Objective: To investigate five top single nucleotide polymorphisms (SNPs) located in different genes and loci (CHRNA3, BDNF, DBH and LOC100188947) that were highly associated with different dimensions of smoking behaviour, in relation to attention-deficit hyperactivity disorder (ADHD).

Design: Cohort study consisting of a clinical sample of children with ADHD.

Setting: Douglas Institute ADHD Clinic, Montreal, Canada.

Patients: Families of 454 children with ADHD aged 6-12 years old.

Interventions: Family-based association tests used to study the transmission of risk alleles within these five genetic markers.
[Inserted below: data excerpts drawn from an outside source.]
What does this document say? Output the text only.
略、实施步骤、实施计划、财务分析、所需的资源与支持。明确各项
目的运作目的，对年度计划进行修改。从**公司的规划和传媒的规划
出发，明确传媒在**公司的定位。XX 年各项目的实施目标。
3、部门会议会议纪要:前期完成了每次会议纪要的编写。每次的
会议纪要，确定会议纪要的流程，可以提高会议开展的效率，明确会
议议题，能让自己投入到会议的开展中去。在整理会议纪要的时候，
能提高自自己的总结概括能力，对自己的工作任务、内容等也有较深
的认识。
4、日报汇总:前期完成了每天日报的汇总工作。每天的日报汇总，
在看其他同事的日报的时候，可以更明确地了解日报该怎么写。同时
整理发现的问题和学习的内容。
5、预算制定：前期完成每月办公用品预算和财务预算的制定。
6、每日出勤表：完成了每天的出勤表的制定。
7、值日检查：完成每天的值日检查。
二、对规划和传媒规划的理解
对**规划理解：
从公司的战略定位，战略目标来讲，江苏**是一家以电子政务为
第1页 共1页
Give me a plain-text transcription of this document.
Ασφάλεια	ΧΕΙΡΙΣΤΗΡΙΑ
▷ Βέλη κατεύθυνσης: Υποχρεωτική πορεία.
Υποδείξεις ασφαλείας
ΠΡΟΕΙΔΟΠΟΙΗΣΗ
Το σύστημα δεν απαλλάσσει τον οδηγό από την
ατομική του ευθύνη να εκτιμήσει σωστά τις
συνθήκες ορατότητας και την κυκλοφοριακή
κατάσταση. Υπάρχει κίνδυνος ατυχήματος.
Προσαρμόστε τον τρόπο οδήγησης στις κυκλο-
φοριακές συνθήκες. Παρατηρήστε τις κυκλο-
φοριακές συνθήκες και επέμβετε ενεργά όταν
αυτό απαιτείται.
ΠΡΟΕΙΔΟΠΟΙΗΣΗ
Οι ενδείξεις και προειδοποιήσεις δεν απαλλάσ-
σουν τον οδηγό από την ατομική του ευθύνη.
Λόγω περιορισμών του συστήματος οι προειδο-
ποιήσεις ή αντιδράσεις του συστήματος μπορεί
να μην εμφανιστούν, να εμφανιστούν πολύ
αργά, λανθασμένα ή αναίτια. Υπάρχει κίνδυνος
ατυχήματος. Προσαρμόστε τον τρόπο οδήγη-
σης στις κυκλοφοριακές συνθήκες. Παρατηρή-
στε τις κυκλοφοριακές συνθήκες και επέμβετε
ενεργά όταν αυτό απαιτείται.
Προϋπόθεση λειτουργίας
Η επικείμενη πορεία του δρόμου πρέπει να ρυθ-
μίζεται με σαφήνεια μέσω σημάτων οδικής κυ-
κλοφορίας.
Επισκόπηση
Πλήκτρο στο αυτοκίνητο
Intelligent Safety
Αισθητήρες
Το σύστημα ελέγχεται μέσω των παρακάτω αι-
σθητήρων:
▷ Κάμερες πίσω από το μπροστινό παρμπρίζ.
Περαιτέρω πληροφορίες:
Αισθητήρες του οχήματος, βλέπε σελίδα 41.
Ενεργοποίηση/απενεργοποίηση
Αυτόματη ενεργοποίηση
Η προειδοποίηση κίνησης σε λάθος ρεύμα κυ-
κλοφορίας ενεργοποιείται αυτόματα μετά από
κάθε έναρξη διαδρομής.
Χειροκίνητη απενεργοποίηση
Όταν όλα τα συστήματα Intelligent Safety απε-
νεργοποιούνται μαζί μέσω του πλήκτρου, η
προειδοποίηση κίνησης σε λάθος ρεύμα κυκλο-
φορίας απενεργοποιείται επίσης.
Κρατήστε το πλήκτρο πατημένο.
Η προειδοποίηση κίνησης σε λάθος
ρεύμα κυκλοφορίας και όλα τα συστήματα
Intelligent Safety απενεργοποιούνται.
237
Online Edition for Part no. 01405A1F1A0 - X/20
Main outcome measures: Clinical diagnosis of ADHD, and a number of behavioural and neurocognitive phenotypes relevant to the disorder.

Results: One SNP (rs1329650) from a non-coding RNA (LOC100188947) was significantly associated with overall ADHD diagnosis with the C* risk allele being over-transmitted from parents to children with ADHD (p=0.02). It was also over-transmitted to children with higher scores on Conners' Parents (p=0.01) and Conners' Teacher (p=0.002) index scores, and Child Behaviour Checklist withdrawn (p=0.001) and aggressive (p=0.007) behaviours. Children with poorer performances on executive and attention tasks were more likely to inherit the risk allele.

Conclusions: The C* allele of rs1329650 may be increasing the risk for ADHD and smoking behaviour through a common mechanism, possibly externalising behaviours and specific cognitive deficits that manifest as ADHD in childhood and are the gateway to smoking behaviour later in life. This exploratory study illustrates the use of comorbid disorders to investigate ADHD genetics. In spite of its relatively large sample size, replication in future studies is warranted.

Trial registration: ClinicalTrials.gov NCT00483106.